Nona Fernández’in Bilinmeyen Boyut’u üzerine:
Hakikatin yitmemesi için
“Bilinmeyen Boyut, tarihsel bir romanın son derece somut bir olaylar bütününden hareket ederken, insanlığa karşı işlenmiş suçların ve izlerinin, toplum bilincinde, kuşaklar arasında nasıl aktarıldığını anlatan, hayatın hem en büyük hem en küçük ölçeklerinde ne kadar kırılganlaşabildiğini, tereddüde, şüpheye açıklığını ve çözülmeyen çelişkilerin nasıl hep sorular sordurduğunu gösteren güçlü bir yapıt.”

Solda: Santiago'da, 1973-75 arasında gözaltı ve işkence merkezi olarak kullanılmış bir merkezde işkenceyle öldürülenlerin fotoğrafları. (Hafıza Merkezi arşivinden.) Sağda: 1995’ten beri Galatasaray Meydanı’nda toplanan Cumartesi Anneleri, kayıplarının fotoğrafları ile, 2018.
15 Şubat’ta yazdığı yazıyla bu kitabı okumama vesile olan
Aslı Güneş’e teşekkürle
Tarihsel bir olguyu konu edinen romanların sık düştüğü bir hata var: Romancı olayların sebep-sonuç ilişkilerini çözmüştür, romanı da okuyucuya kafasındaki şablonu aktarmak için ‘hazırlamış’tır. Beklentisi, romanı okuyan okuyucunun romanı okurken romancının sunduğu sebep-sonuç ilişkisini giderek daha da benimsemesi, roman bittiğinde ise artık bu şemayı başkasına aktarabilecek bir övücü-yayıcı haline gelmesidir.
Özellikle resmî eğitim sisteminde aktarılan resmî tarih anlatısının dar, eksik, büyük oranda da yanlış olduğu ülkelerde, ‘gizlenen gerçekleri ortaya serme’ gibi biraz muhalif, biraz kahramanca bir atmosferde sunulur bu eserler. Ayrıca kurgu olmanın da avantajlarından faydalanırlar, kendilerini somut olgulara ciddi ve eksiksiz bir bağlılık göstermek zorunda hissetmezler, işin tarihsel bütünlük ve tutarlılık tarafında ihmal ettiklerini, başta oturttukları formülden hareketle ellerindeki köpük dolgu malzemesiyle tamamlarlar. Bu yaklaşımın ilk feda ettiği, daha geniş anlamıyla hayatın nabzıdır; karakterleri iki boyutludur, kendilerine biçilen konumun dışına taşamaz, dolayısıyla ‘konuşmaz’lar. Peki bu romancıların okurlarından beklentileri karşılık bulur mu? Bazen, herhalde. Ama hem tarihsel gerçekliği merak edenler hem de nitelikli edebiyat peşindekiler maalesef bu eserlerden kısa sürede sıkılır, hatta hemen fark ettikleri çatlaklardan sızan havaya, şişmiş yerlerin ayaklarına dolanmasına, romana inanmaya devam etmek için sindirmek zorunda kaldıkları tam pişmemiş hamurlara kızarlar. Neticede sunulan kaba sebep-sonuç işleyişi, resmî tarihle aynı sonuca varmasa da, resmî tarihle çok benzer bir mekanik yapı sergiler; daha fenası, kötülüğü, kötülüğün bulaşıcılığını, kötülüğün çok katmanlı yapısını anlatmakta yetersiz kalır. Bu tür romanlarla sık karşılaşan daha yeni okur ise ‘tarihsel roman’ın türü itibariyle bu sıkıcılığa mahkûm olduğunu, tüm tarihsel romanların zaten böyle olduğunu bile düşünebilir.

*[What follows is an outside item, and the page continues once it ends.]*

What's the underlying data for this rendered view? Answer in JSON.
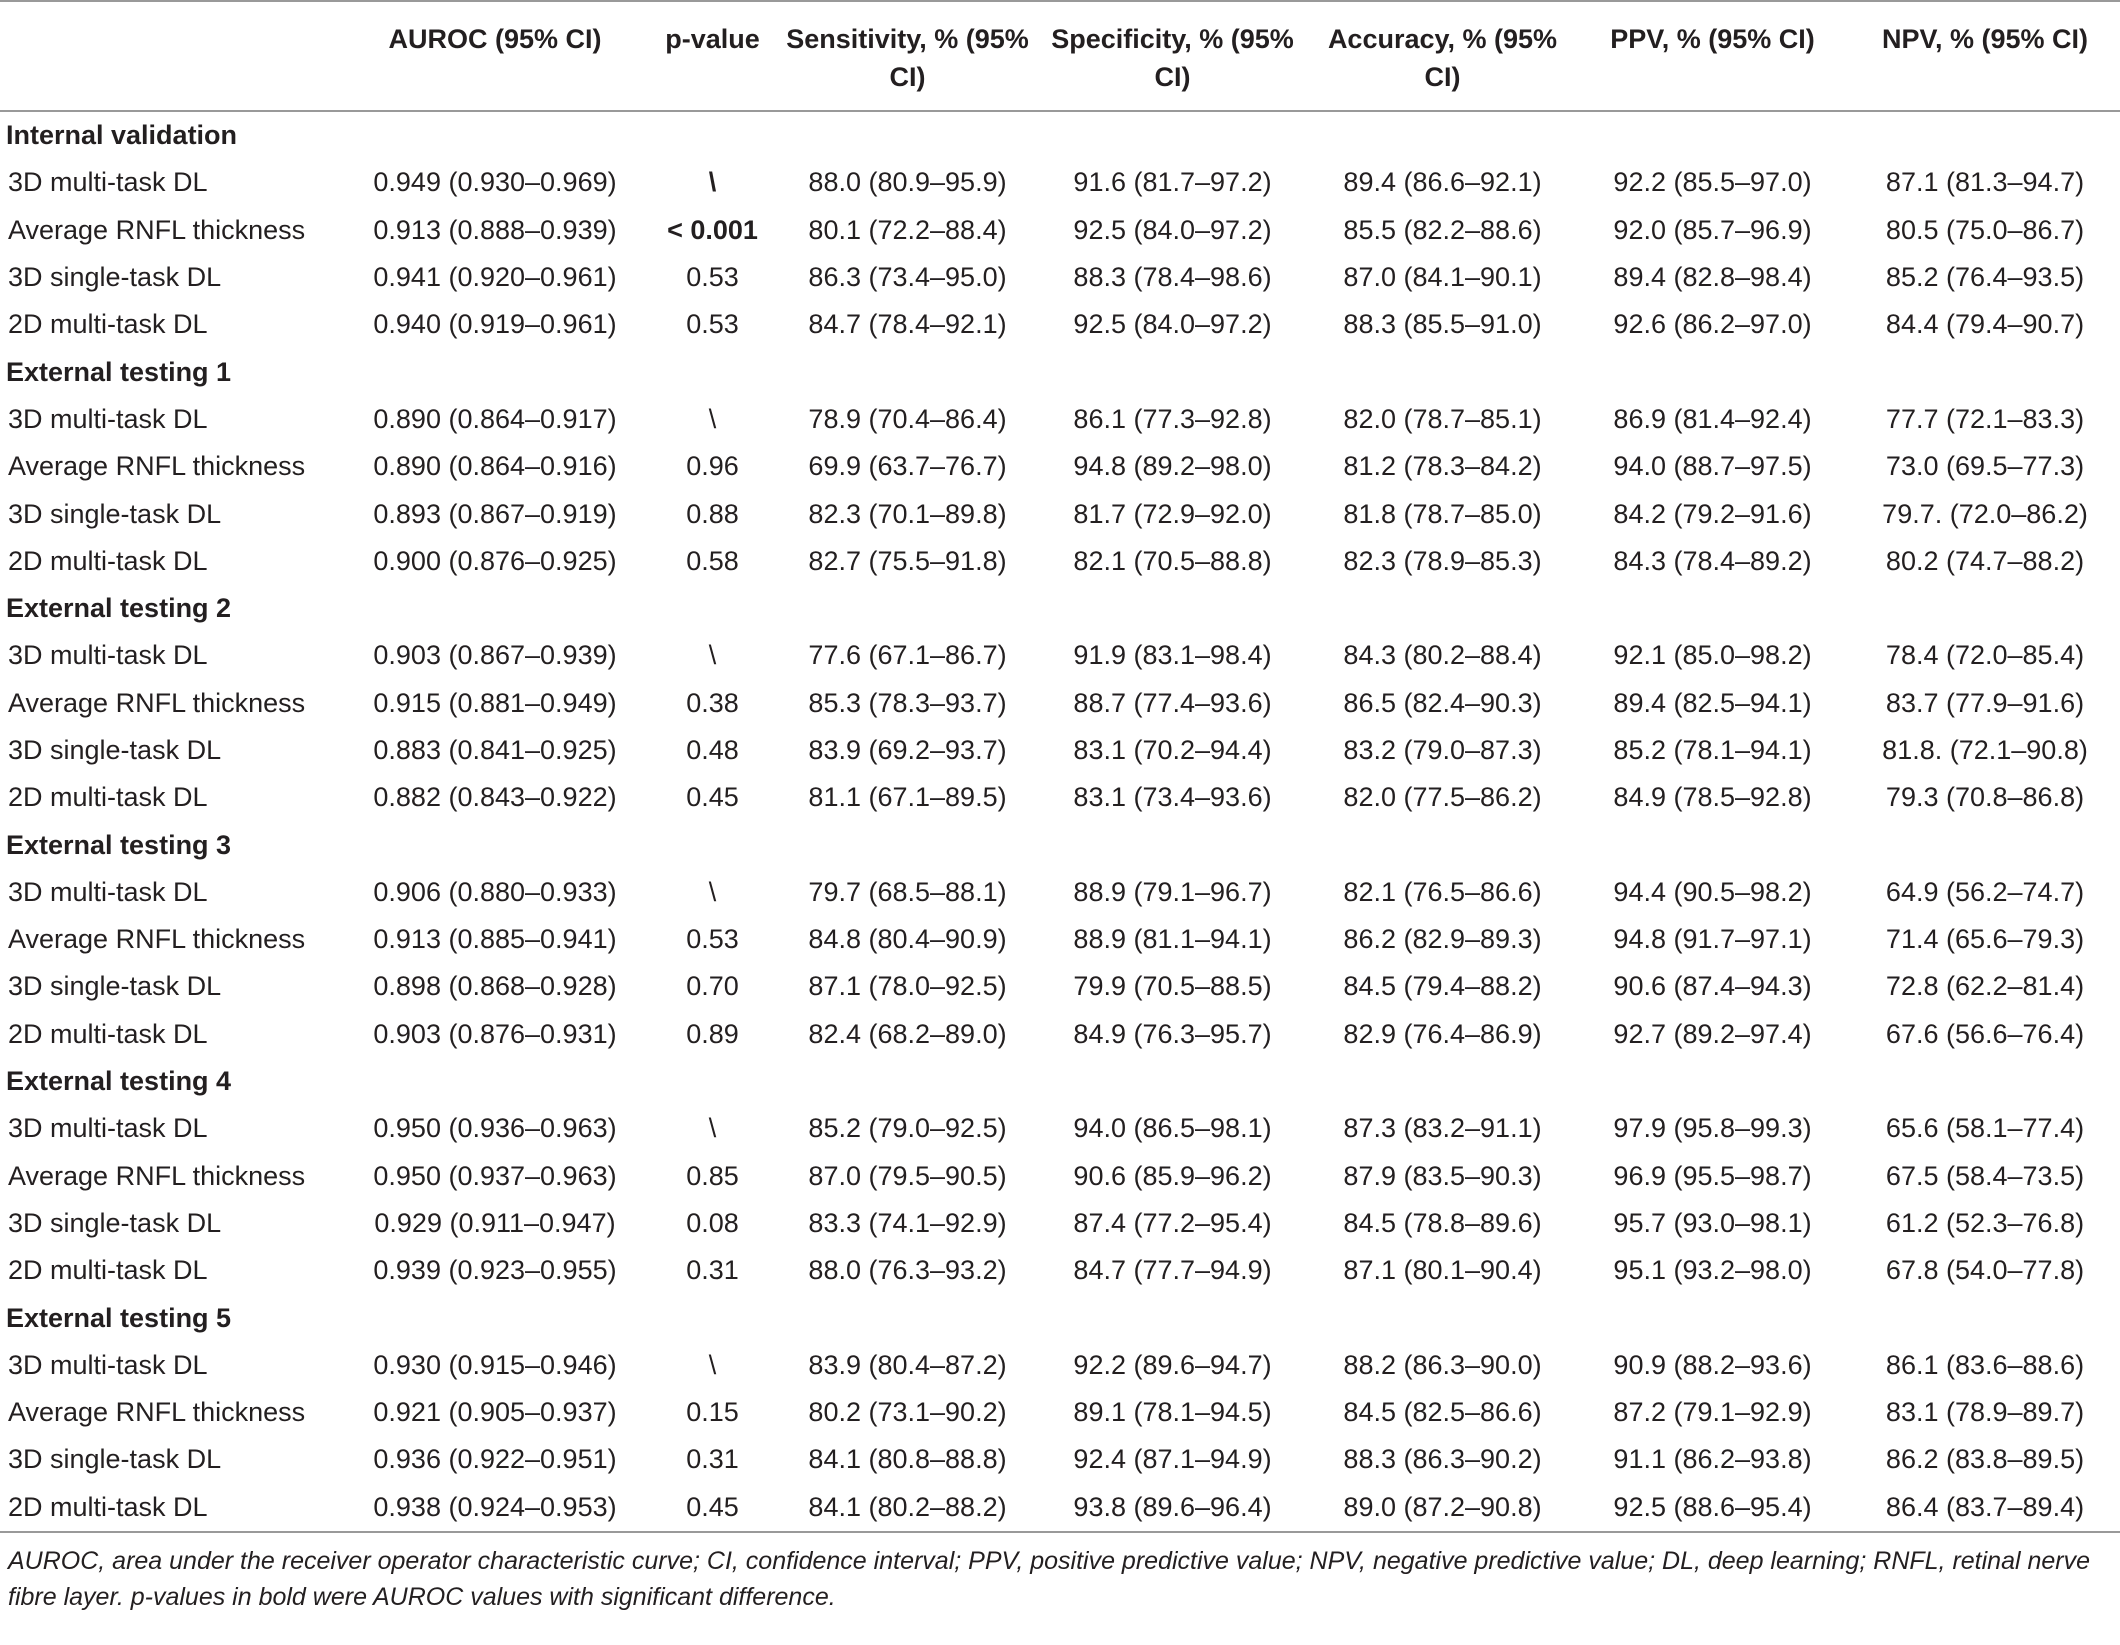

Oysa hiç de öyle değil, ve Nona Fernández’in, Roza Hakmen’in çevirisiyle yayımlanan Bilinmeyen Boyut’u tarihsel bir romanın son derece somut bir olaylar bütününden hareket ederken, insanlığa karşı işlenmiş suçların ve izlerinin, toplum bilincinde, bir kuşağın yerini bir sonrakine bıraktığı sırada nasıl aktarıldığını anlatan, hayatın hem en büyük hem en küçük ölçeklerinde ne kadar kırılganlaşabildiğini, tereddüde, şüpheye açıklığını ve çözülmeyen çelişkilerin nasıl hep sorular sordurduğunu gösteren güçlü bir yapıt.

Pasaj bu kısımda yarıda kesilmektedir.